The ants are tiny and usually nest between rocks in the south coast
of England. Transformed into research subjects at the University of
Bristol, they raced along a tabletop foraging for food -and then,
remarkably, returned to guide others. Time and again, followers trailed
behind leaders, darting this way and that along the route, presumably to
memorize land- marks. Once a follower got its bearings, it tapped the
leader with its antennae, prompting the lesson to literally proceed to the
next step. The ants were only looking for food but the researchers said the
careful way the leaders led followers -thereby turning them into leaders in
their own right -marked the Temnothorax albipennis ant as the very
first example of a non-human animal exhibiting teaching behavior.
"Tandem running is an example of teaching, to our knowledge the
first in a non-human animal, that involves bidirectional feedback between
teacher and pupil," remarks Nigel Franks, professor of animal behavior
and ecology, whose paper on the ant educators was published last week in
the journal Nature.
No sooner was the paper published, of course, than another educator
questioned it. Marc Hauser, a psychologist and biologist and one of the
scientists who came up with the definition of teaching, said it was unclear
whether the ants had learned a new skill or merely acquired new
information.
Later, Franks took a further study and found that there were even
races between leaders. With the guidance of leaders, ants could find food
faster. But the help comes at a cost for the leader, who normally would
have reached the food about four times faster if not hampered by a
follower. This means the hypothesis that the leaders deliberately slowed
down in order to pass the skills on to the followers seems potentially
valid. His ideas were advocated by the students who carried out the video
project with him.
Opposing views still arose, however. Hauser noted that mere
communication of information is commonplace in the animal world. Consider a
species, for example, that uses alarm calls to warn fellow members about
the presence of a predator. Sounding the alarm can be costly, because the
animal may draw the attention of the predator to itself. But it allows
others to flee to safety. “Would you call this teaching?” wrote Hauser.

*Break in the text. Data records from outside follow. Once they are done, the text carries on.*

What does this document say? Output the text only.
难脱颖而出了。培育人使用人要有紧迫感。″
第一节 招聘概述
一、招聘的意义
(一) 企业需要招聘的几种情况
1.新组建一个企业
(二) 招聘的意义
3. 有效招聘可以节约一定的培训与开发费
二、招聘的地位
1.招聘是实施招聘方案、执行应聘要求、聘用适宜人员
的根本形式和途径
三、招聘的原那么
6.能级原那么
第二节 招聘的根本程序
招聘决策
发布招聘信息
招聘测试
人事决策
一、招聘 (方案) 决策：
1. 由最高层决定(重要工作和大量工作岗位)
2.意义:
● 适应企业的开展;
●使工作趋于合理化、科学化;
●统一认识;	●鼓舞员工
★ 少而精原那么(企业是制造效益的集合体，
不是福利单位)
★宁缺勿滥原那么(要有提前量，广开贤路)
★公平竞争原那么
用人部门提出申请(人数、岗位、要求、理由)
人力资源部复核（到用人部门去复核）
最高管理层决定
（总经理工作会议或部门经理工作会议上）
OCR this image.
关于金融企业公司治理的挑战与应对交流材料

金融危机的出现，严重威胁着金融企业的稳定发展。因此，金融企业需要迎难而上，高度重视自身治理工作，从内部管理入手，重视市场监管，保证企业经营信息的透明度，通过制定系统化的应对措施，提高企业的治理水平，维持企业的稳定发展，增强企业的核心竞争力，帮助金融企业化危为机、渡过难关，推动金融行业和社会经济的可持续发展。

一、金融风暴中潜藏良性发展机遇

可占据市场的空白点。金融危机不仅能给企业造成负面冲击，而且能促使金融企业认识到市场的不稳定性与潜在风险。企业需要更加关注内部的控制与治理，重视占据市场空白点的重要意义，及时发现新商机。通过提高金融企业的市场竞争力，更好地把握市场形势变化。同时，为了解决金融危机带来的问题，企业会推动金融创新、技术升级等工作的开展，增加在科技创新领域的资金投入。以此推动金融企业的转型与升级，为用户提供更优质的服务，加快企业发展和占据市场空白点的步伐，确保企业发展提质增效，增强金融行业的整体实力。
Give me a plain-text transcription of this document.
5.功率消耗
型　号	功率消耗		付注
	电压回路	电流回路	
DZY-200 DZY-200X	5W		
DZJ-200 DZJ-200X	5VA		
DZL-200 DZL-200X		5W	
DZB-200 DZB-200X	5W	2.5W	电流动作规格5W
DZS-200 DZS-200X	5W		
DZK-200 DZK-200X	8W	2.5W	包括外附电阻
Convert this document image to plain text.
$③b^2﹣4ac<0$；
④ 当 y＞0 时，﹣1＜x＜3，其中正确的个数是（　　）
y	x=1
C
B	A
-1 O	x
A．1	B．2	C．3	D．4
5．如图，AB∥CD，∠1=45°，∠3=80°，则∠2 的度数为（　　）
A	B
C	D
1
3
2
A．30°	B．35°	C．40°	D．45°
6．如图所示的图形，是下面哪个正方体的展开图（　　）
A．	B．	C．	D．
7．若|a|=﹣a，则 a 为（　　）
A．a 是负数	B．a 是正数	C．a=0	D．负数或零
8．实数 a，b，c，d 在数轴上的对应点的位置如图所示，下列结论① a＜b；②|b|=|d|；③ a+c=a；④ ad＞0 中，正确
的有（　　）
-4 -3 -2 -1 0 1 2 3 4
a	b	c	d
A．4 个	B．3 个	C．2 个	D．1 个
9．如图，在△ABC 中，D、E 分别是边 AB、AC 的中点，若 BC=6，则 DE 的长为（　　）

“The caller incurs a cost. The naive animals gain a benefit and new
knowledge that better enables them to learn about the predator’s location
than if the caller had not called. This happens throughout the animal
kingdom, but we don’t call it teaching, even though it is clearly transfer
of information.”
Tim Caro, a zoologist, presented two cases of animal communication.
He found that cheetah mothers that take their cubs along on hunts gradually
allow their cubs to do more of the hunting -going, for example, from killing
a gazelle and allowing young cubs to eat to merely tripping the gazelle and
letting the cubs finish it off. At one level, such behavior might be called
teaching -except the mother was not really teaching the cubs to hunt but
merely facilitating various stages of learning. In another instance, birds
watching other birds using a stick to locate food such as insects and so
on, are observed to do the same thing themselves while finding food later.
Psychologists study animal behavior in part to understand the
evolutionary roots of human behavior, Hauser said. The challenge in
understanding whether other animals truly teach one another, he added, is
that human teaching involves a “theory of mind” -teachers are aware that
students don’t know something. He questioned whether Franks’s leader ants
really knew that the follower ants were ignorant. Could they simply have
been following an instinctive rule to proceed when the followers tapped
them on the legs or abdomen? And did leaders that led the way to food -only
to find that it had been removed by the experimenter -incur the wrath of
followers? That, Hauser said, would suggest that the follower ant actually
knew the leader was more knowledgeable and not merely following an
instinctive routine itself.
The controversy went on, and for a good reason. The occurrence of
teaching in ants, if proven to be true, indicates that teaching can evolve
in animals with tiny brains. It is probably the value of information in
social animals that determines when teaching will evolve rather than the
constraints of brain size.
Bennett Galef Jr., a psychologist who studies animal behavior and
social learning at McMaster University in Canada, maintained that ants were
unlikely to have a “theory of mind” -meaning that leader and followers may
well have been following instinctive routines that were not based on an
understanding of what was happening in another ant’s brain. He warned that
scientists may be barking up the wrong tree when they look not only for
examples of humanlike behavior among other animals but humanlike thinking
that underlies such behavior. Animals may behave in ways similar to humans
without a similar cognitive system, he said, so the behavior is not
necessarily a good guide into how humans came to think the way they do.